But I Didn’t Say Goodbye: Helping Families After a Suicide tied for the winner in the Aging/Death & Dying category of the 2020 IndieReader Discovery Awards, where undiscovered talent meets people with the power to make a difference.
Following find an interview with author Barbara Rubel.
What is the name of the book and when was it published?
The title of the book is, But I Didn’t Say Goodbye: Helping Families After a Suicide.
What’s the book’s first line?
Although the warm, bright sunlight was coming through my hospital window, it was the coldest and darkest day of my life.
What’s the book about?
An adolescent experiences the death of a his father to suicide. At the age of 21, he reflects back on how that experience changed his life, wounding him, but also helping him to grow. His loss narrative becomes a case study for understanding complicated grief, bereavement after a traumatic loss, and ways to manage mourning when grief is disenfranchised.
What inspired you to write the book?
While in the hospital pregnant with triplets, my dad killed himself. Giving birth to triplets while grieving my dad’s death changed the trajectory of my life to become a speaker on finding meaning in loss, posttraumatic growth, and resilience.
What’s the most distinctive thing about the main character?
The main character is a compilation of all the suicide loss survivors I have met in the past thirty years. Their grief, mourning, bereavement, and coping strategies are incorporated into the main character’s loss narrative. He becomes a hypothetical case study for clinicians to learn ways to incorporate real-life information, current research, and theory into their practice. The main character’s experience will resonate in all survivors of suicide loss.
What’s the main reason someone should really read this book?
Practical and real-life information are embedded within this narrative that could serve as a model for family, clinicians, and others who experienced complicated grief, or interact with or help suicide loss survivors.
Is this the first you’ve written?
I wrote the 30-hour continuing education coursebook for Nurses, Loss, Grief, and Bereavement: Helping Individuals Cope, which is sold through Western Schools. The Coronavirus has impacted Nurses in a unique way. This resource is needed now more than ever to help Nurses navigate complicated loss in their workplace and at home.
What do you do for work when you’re not writing?
As a leading thanatologist, I offer keynote addresses, training, and webinar instruction to mitigating the impact of secondary traumatic stress and vicarious trauma.

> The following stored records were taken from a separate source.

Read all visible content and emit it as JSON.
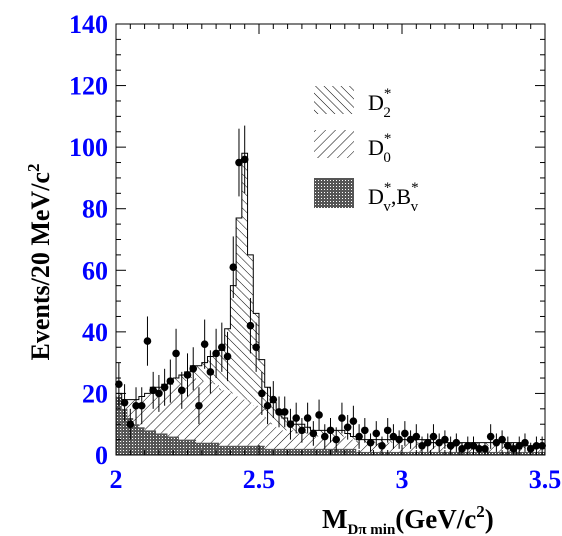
{
  "chart_data": {
    "type": "bar",
    "xlabel": "M",
    "xlabel_sub": "Dπ min",
    "xlabel_unit_open": "(GeV/c",
    "xlabel_unit_sup": "2",
    "xlabel_unit_close": ")",
    "ylabel": "Events/20 MeV/c",
    "ylabel_sup": "2",
    "xlim": [
      2.0,
      3.5
    ],
    "ylim": [
      0,
      140
    ],
    "x_ticks": [
      2,
      2.5,
      3,
      3.5
    ],
    "x_tick_labels": [
      "2",
      "2.5",
      "3",
      "3.5"
    ],
    "y_ticks": [
      0,
      20,
      40,
      60,
      80,
      100,
      120,
      140
    ],
    "y_tick_labels": [
      "0",
      "20",
      "40",
      "60",
      "80",
      "100",
      "120",
      "140"
    ],
    "legend": [
      {
        "base": "D",
        "sup": "*",
        "sub": "2",
        "pattern": "hatch-d2"
      },
      {
        "base": "D",
        "sup": "*",
        "sub": "0",
        "pattern": "hatch-d0"
      },
      {
        "base": "D",
        "sup": "*",
        "sub": "v",
        "base2": ",B",
        "sup2": "*",
        "sub2": "v",
        "pattern": "dense-bg"
      }
    ],
    "bin_edges": [
      2.0,
      2.02,
      2.04,
      2.06,
      2.08,
      2.1,
      2.12,
      2.14,
      2.16,
      2.18,
      2.2,
      2.22,
      2.24,
      2.26,
      2.28,
      2.3,
      2.32,
      2.34,
      2.36,
      2.38,
      2.4,
      2.42,
      2.44,
      2.46,
      2.48,
      2.5,
      2.52,
      2.54,
      2.56,
      2.58,
      2.6,
      2.62,
      2.64,
      2.66,
      2.68,
      2.7,
      2.72,
      2.74,
      2.76,
      2.78,
      2.8,
      2.82,
      2.84,
      2.86,
      2.88,
      2.9,
      2.92,
      2.94,
      2.96,
      2.98,
      3.0,
      3.02,
      3.04,
      3.06,
      3.08,
      3.1,
      3.12,
      3.14,
      3.16,
      3.18,
      3.2,
      3.22,
      3.24,
      3.26,
      3.28,
      3.3,
      3.32,
      3.34,
      3.36,
      3.38,
      3.4,
      3.42,
      3.44,
      3.46,
      3.48,
      3.5
    ],
    "series": [
      {
        "name": "D*v,B*v",
        "values": [
          19,
          15,
          12,
          10,
          9,
          8,
          8,
          7,
          7,
          6,
          6,
          5,
          5,
          5,
          4,
          4,
          4,
          4,
          3,
          3,
          3,
          3,
          3,
          3,
          3,
          3,
          2,
          2,
          2,
          2,
          2,
          2,
          2,
          2,
          2,
          2,
          2,
          2,
          2,
          2,
          2,
          2,
          1,
          1,
          1,
          1,
          1,
          1,
          1,
          1,
          1,
          1,
          1,
          1,
          1,
          1,
          1,
          1,
          1,
          1,
          1,
          1,
          1,
          1,
          1,
          1,
          1,
          1,
          1,
          1,
          1,
          1,
          1,
          1,
          1
        ]
      },
      {
        "name": "D*0",
        "values": [
          1,
          3,
          6,
          8,
          10,
          12,
          13,
          14,
          15,
          16,
          17,
          18,
          19,
          20,
          20,
          20,
          20,
          19,
          18,
          18,
          17,
          16,
          15,
          14,
          13,
          12,
          10,
          8,
          7,
          6,
          6,
          5,
          5,
          5,
          4,
          4,
          4,
          4,
          4,
          4,
          4,
          3,
          3,
          3,
          3,
          3,
          3,
          3,
          3,
          3,
          3,
          3,
          3,
          3,
          3,
          2,
          2,
          2,
          2,
          2,
          2,
          2,
          2,
          2,
          2,
          2,
          2,
          2,
          2,
          2,
          2,
          1,
          1,
          1,
          1
        ]
      },
      {
        "name": "D*2",
        "values": [
          0,
          0,
          0,
          0,
          0,
          0,
          1,
          1,
          1,
          2,
          2,
          3,
          3,
          4,
          5,
          6,
          8,
          10,
          13,
          20,
          35,
          58,
          80,
          48,
          30,
          16,
          10,
          7,
          5,
          4,
          3,
          3,
          3,
          2,
          2,
          2,
          2,
          2,
          2,
          2,
          1,
          1,
          1,
          1,
          1,
          1,
          1,
          1,
          1,
          1,
          1,
          1,
          1,
          1,
          1,
          1,
          1,
          1,
          1,
          1,
          1,
          1,
          1,
          1,
          1,
          1,
          1,
          1,
          1,
          1,
          1,
          1,
          1,
          1,
          1
        ]
      }
    ],
    "data_points": {
      "x": [
        2.01,
        2.03,
        2.05,
        2.07,
        2.09,
        2.11,
        2.13,
        2.15,
        2.17,
        2.19,
        2.21,
        2.23,
        2.25,
        2.27,
        2.29,
        2.31,
        2.33,
        2.35,
        2.37,
        2.39,
        2.41,
        2.43,
        2.45,
        2.47,
        2.49,
        2.51,
        2.53,
        2.55,
        2.57,
        2.59,
        2.61,
        2.63,
        2.65,
        2.67,
        2.69,
        2.71,
        2.73,
        2.75,
        2.77,
        2.79,
        2.81,
        2.83,
        2.85,
        2.87,
        2.89,
        2.91,
        2.93,
        2.95,
        2.97,
        2.99,
        3.01,
        3.03,
        3.05,
        3.07,
        3.09,
        3.11,
        3.13,
        3.15,
        3.17,
        3.19,
        3.21,
        3.23,
        3.25,
        3.27,
        3.29,
        3.31,
        3.33,
        3.35,
        3.37,
        3.39,
        3.41,
        3.43,
        3.45,
        3.47,
        3.49
      ],
      "y": [
        23,
        17,
        10,
        16,
        16,
        37,
        21,
        20,
        22,
        24,
        33,
        21,
        26,
        28,
        16,
        36,
        27,
        33,
        35,
        32,
        61,
        95,
        96,
        42,
        35,
        20,
        16,
        18,
        14,
        14,
        10,
        12,
        8,
        12,
        7,
        13,
        6,
        8,
        5,
        12,
        9,
        11,
        6,
        8,
        4,
        7,
        3,
        8,
        6,
        5,
        7,
        5,
        6,
        3,
        4,
        6,
        4,
        5,
        3,
        4,
        2,
        3,
        3,
        2,
        2,
        6,
        4,
        5,
        3,
        2,
        3,
        4,
        2,
        3,
        3
      ],
      "err": [
        7,
        6,
        5,
        6,
        6,
        8,
        6,
        6,
        6,
        7,
        8,
        6,
        7,
        7,
        6,
        8,
        7,
        8,
        8,
        8,
        10,
        11,
        11,
        9,
        8,
        7,
        6,
        6,
        5,
        5,
        5,
        5,
        4,
        5,
        4,
        5,
        4,
        4,
        4,
        5,
        4,
        5,
        4,
        4,
        3,
        4,
        3,
        4,
        4,
        3,
        4,
        3,
        4,
        3,
        3,
        4,
        3,
        3,
        3,
        3,
        2,
        3,
        3,
        2,
        2,
        4,
        3,
        3,
        3,
        2,
        3,
        3,
        2,
        3,
        3
      ]
    }
  }
}
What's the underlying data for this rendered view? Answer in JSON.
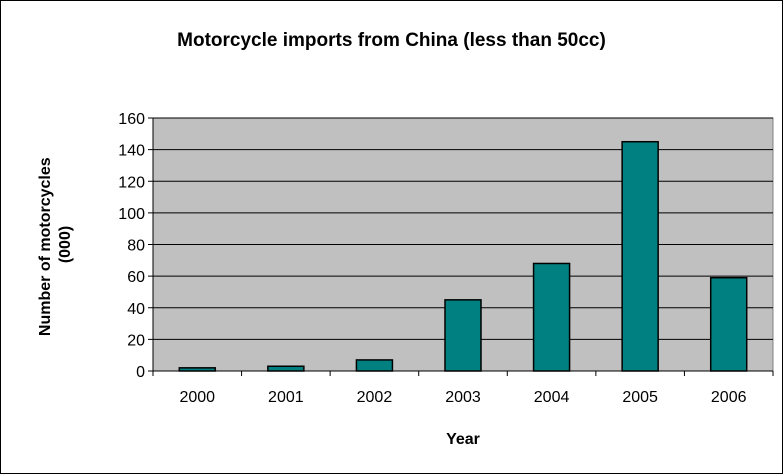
{
  "chart_data": {
    "type": "bar",
    "title": "Motorcycle imports from China (less than 50cc)",
    "xlabel": "Year",
    "ylabel_lines": [
      "Number of motorcycles",
      "(000)"
    ],
    "categories": [
      "2000",
      "2001",
      "2002",
      "2003",
      "2004",
      "2005",
      "2006"
    ],
    "values": [
      2,
      3,
      7,
      45,
      68,
      145,
      59
    ],
    "ylim": [
      0,
      160
    ],
    "yticks": [
      "0",
      "20",
      "40",
      "60",
      "80",
      "100",
      "120",
      "140",
      "160"
    ],
    "grid": true,
    "legend": "none",
    "colors": {
      "bar": "#008080",
      "plot_background": "#C0C0C0",
      "gridline": "#000000"
    }
  }
}
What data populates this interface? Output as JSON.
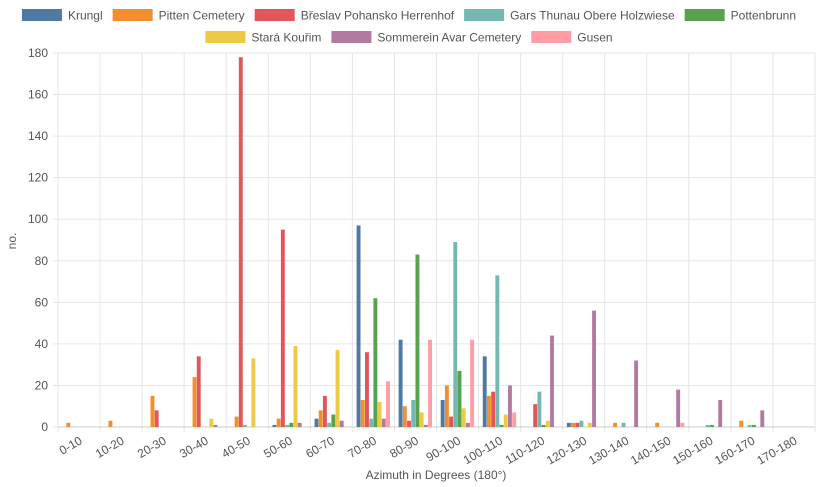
{
  "chart_data": {
    "type": "bar",
    "xlabel": "Azimuth in Degrees (180°)",
    "ylabel": "no.",
    "ylim": [
      0,
      180
    ],
    "yticks": [
      0,
      20,
      40,
      60,
      80,
      100,
      120,
      140,
      160,
      180
    ],
    "grid": true,
    "legend_position": "top",
    "categories": [
      "0-10",
      "10-20",
      "20-30",
      "30-40",
      "40-50",
      "50-60",
      "60-70",
      "70-80",
      "80-90",
      "90-100",
      "100-110",
      "110-120",
      "120-130",
      "130-140",
      "140-150",
      "150-160",
      "160-170",
      "170-180"
    ],
    "series": [
      {
        "name": "Krungl",
        "color": "#4e79a7",
        "values": [
          0,
          0,
          0,
          0,
          0,
          1,
          4,
          97,
          42,
          13,
          34,
          0,
          2,
          0,
          0,
          0,
          0,
          0
        ]
      },
      {
        "name": "Pitten Cemetery",
        "color": "#f28e2b",
        "values": [
          2,
          3,
          15,
          24,
          5,
          4,
          8,
          13,
          10,
          20,
          15,
          0,
          2,
          2,
          2,
          0,
          3,
          0
        ]
      },
      {
        "name": "Břeslav Pohansko Herrenhof",
        "color": "#e15759",
        "values": [
          0,
          0,
          8,
          34,
          178,
          95,
          15,
          36,
          3,
          5,
          17,
          11,
          2,
          0,
          0,
          0,
          0,
          0
        ]
      },
      {
        "name": "Gars Thunau Obere Holzwiese",
        "color": "#76b7b2",
        "values": [
          0,
          0,
          0,
          0,
          1,
          1,
          2,
          4,
          13,
          89,
          73,
          17,
          3,
          2,
          0,
          1,
          1,
          0
        ]
      },
      {
        "name": "Pottenbrunn",
        "color": "#59a14f",
        "values": [
          0,
          0,
          0,
          0,
          0,
          2,
          6,
          62,
          83,
          27,
          1,
          1,
          0,
          0,
          0,
          1,
          1,
          0
        ]
      },
      {
        "name": "Stará Kouřim",
        "color": "#edc948",
        "values": [
          0,
          0,
          0,
          4,
          33,
          39,
          37,
          12,
          7,
          9,
          6,
          3,
          2,
          0,
          0,
          0,
          0,
          0
        ]
      },
      {
        "name": "Sommerein Avar Cemetery",
        "color": "#b07aa1",
        "values": [
          0,
          0,
          0,
          1,
          0,
          2,
          3,
          4,
          1,
          2,
          20,
          44,
          56,
          32,
          18,
          13,
          8,
          0
        ]
      },
      {
        "name": "Gusen",
        "color": "#ff9da7",
        "values": [
          0,
          0,
          0,
          0,
          0,
          0,
          0,
          22,
          42,
          42,
          7,
          0,
          0,
          0,
          2,
          0,
          0,
          0
        ]
      }
    ]
  }
}
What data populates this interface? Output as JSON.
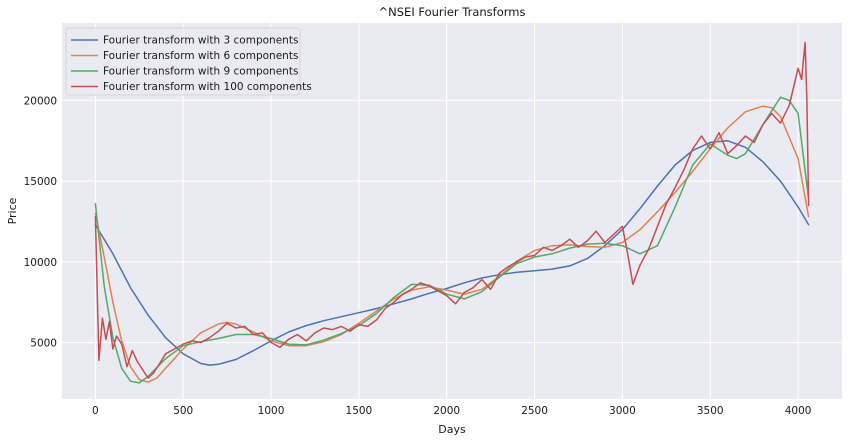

Would you go traditional if a publisher came calling? If so, why?
One publisher reached out to me when the first edition launched in 1999. Several publishers contacted me in 2009 when the second edition launched, and I was sharing my story on television and radio. Although I recognized the value of traditional publishing, as a keynote speaker, my book was offered in the back of the room to attendees. I sold about 250 copies at a time. Since the Coronavirus has impacted live conferences across the country, I might be open to traditional publishing.
Is there something in particular that motivates you (fame? fortune?)
What motivates me is my passion to educate clinicians about complicated grief and vicarious trauma, so they have the tools to teach their clients about traumatic loss, self-care, and resiliency.